Plantar fasciitis (PF) is one of those dreaded running injuries that can affect any runner – from beginner to veteran – and the painful symptoms can last for months.
What causes plantar fasciitis?
- O’Brien: PF is caused by inflammation of the plantar fascia – tissues that connect your heel bone to your toe bones and support the arch of your foot. This inflammation is typically caused by too much stretching, tearing, and non-healing of the PF tissues.
What are the first symptoms of plantar fasciitis?
- Krahe: Initial symptoms may vary, but often show up first thing in the morning when you are getting out of bed. For more minor cases of PF, the pain and discomfort [in the bottom of your foot] will dissipate within the first couple of steps in the morning and be gone for the day. At this point, PF is very easy to treat and be rid of if we take the steps to work on it, but too often it’s out of sight out of mind until the symptoms get worse.
What should a runner do as soon as they start experiencing symptoms?
- O’Brien: Back off the training schedule and evaluate what has changed recently in their program. Seeing a physical therapist or qualified coach who can help you determine what is causing the PF and then help you fix it is the best way to stop its progress.
- Krahe: Massaging the tissue is, in my experience, the best way to break up the adhesions in the tissue and help the plantar fascia regain its elasticity. My favorite massage tool is a golf ball. I keep one in my desk, so while I’m working I can slip my shoe off and roll my foot. Roll from your heel to the balls of your feet and back, and pay special attention to the areas that hurt the most. Also make sure to spend extra time stretching your foot, calf, and Achilles.
What is more effective – stopping exercise or modifying exercise and adding specific exercises to deal with PF?
- O’Brien: Modifying activities and adding exercises to strengthen feet, ankles, and lower legs will do the most good. Spending as much time as you can barefoot while working toward running in zero-drop shoes are important steps to take. Create this strength and form program by performing a gait analysis with a physical therapist or qualified coach to find the cause of your PF to treat it –rather than the symptom.
- Krahe: Anything that “treats” the symptoms is a complete waste of time in my opinion. So things such as the Strassburg sock, night splints, insoles, KT tape, and so on and so forth range from a band aid to completely worthless. They might help alleviate the symptoms, but they aren’t solving the problem. As soon as you stop using the product, your pain is going to come right back. I advise my athletes to take the time to truly treat PF by addressing the causes of the symptoms and then incorporating some simple tips, tricks, and exercises into their regular routine to prevent the PF from coming back.
At what point do you recommend runners see a doctor?
- O’Brien: If seeing a doctor will make you feel better, go for it. Ruling out a stress fracture is important if you’re having serious pain. If a fracture is ruled out but a doctor says stop running or pushes orthotics on you, get out of that office as quickly as you can.
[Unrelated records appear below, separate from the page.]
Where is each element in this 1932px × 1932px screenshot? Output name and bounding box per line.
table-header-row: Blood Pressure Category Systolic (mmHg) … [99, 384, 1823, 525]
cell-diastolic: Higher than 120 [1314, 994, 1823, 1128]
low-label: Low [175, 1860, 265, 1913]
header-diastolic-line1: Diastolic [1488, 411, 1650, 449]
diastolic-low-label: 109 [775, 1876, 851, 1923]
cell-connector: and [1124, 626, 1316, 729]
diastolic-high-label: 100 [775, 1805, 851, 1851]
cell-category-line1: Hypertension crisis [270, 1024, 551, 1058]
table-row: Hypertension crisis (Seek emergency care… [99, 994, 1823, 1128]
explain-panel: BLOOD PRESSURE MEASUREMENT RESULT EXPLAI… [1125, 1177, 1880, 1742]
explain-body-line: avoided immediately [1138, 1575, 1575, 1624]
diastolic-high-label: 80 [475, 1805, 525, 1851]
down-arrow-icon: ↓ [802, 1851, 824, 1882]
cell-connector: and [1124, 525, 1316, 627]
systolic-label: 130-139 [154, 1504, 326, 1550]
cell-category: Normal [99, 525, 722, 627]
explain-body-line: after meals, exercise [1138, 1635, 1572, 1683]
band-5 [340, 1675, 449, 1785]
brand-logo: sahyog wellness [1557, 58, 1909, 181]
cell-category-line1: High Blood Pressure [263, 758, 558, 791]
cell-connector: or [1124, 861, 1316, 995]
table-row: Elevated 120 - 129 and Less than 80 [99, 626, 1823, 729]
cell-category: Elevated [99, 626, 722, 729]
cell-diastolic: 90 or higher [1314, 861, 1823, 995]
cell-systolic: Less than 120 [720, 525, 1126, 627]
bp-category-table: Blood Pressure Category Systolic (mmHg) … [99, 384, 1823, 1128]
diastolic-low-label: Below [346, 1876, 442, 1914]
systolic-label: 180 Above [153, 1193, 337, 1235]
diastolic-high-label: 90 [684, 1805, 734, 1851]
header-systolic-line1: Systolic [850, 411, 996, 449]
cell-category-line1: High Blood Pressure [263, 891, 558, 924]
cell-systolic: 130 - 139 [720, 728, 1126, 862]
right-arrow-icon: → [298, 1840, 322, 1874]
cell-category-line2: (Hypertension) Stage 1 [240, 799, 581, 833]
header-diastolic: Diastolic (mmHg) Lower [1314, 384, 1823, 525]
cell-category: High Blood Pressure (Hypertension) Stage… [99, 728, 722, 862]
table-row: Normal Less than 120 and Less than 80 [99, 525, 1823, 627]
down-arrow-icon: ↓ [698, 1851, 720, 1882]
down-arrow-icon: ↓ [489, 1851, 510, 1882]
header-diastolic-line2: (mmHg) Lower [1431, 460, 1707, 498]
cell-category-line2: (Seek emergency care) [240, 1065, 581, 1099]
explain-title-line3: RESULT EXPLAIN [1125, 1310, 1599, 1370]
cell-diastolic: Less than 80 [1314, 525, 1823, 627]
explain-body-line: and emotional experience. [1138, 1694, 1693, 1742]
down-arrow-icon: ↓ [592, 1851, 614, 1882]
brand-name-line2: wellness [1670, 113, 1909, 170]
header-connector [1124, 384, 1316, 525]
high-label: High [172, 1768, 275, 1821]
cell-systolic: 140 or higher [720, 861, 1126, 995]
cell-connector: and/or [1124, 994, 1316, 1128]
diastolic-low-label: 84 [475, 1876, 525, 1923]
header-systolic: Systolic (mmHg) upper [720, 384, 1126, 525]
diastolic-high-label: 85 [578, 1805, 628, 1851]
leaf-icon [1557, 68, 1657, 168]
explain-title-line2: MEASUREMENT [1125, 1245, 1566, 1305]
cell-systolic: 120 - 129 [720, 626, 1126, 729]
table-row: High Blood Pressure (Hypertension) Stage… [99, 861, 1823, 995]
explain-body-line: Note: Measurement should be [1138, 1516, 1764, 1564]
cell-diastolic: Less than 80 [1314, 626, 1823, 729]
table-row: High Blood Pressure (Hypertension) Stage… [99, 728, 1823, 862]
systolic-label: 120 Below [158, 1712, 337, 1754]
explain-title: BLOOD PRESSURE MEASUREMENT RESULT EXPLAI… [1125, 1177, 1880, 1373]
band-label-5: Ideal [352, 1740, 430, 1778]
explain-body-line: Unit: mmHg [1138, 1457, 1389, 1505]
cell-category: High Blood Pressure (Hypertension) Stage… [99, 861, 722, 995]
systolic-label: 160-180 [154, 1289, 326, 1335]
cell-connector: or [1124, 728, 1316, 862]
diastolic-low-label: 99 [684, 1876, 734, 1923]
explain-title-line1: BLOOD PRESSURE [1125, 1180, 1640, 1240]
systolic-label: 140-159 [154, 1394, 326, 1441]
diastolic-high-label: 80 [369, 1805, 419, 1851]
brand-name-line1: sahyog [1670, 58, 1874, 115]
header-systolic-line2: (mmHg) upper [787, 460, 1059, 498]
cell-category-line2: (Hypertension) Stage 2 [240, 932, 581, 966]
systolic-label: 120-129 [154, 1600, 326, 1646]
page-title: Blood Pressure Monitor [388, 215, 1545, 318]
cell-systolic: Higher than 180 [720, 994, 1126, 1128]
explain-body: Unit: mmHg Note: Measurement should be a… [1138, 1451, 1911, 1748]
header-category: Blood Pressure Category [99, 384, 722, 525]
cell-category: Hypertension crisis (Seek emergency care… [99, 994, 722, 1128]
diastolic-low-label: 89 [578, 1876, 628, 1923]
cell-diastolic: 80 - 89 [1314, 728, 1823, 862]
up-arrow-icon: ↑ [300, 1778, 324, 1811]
It’s preferable to see a physical therapist or qualified coach who will help you discover what caused the PF and fix the source instead of the symptom.
- Krahe: Most doctors are simply going to tell you to not run for two weeks. With that “prescription” you either say screw that and run anyway, or after two weeks the inflammation has calmed down and things feel better but symptoms return quickly once you start running again. That said, you could think you have PF but it could be something else entirely, so seeking out medical advice (preferably with an orthopedist that specializes in sports/running injuries) is never a bad suggestion.
But wait … how do I prevent Plantar Fasciitis in the first place?
- Gradually increase your mileage or intensity of running.
- Do lots of calf and foot stretches, and look for stretches that strengthen and improve the flexibility of the foot, ankle, heel, and arch.
- Be mindful of your running form. Many experts will point to excessive heel-striking as a possible cause of PF and that transitioning to a more mid-foot strike (and shoes that promote this strike) is one way to prevent PF. This is not bulletproof, however.
- Strength-training and cross-training that improves core strength and aids in keeping proper posture while running would be a good place to start.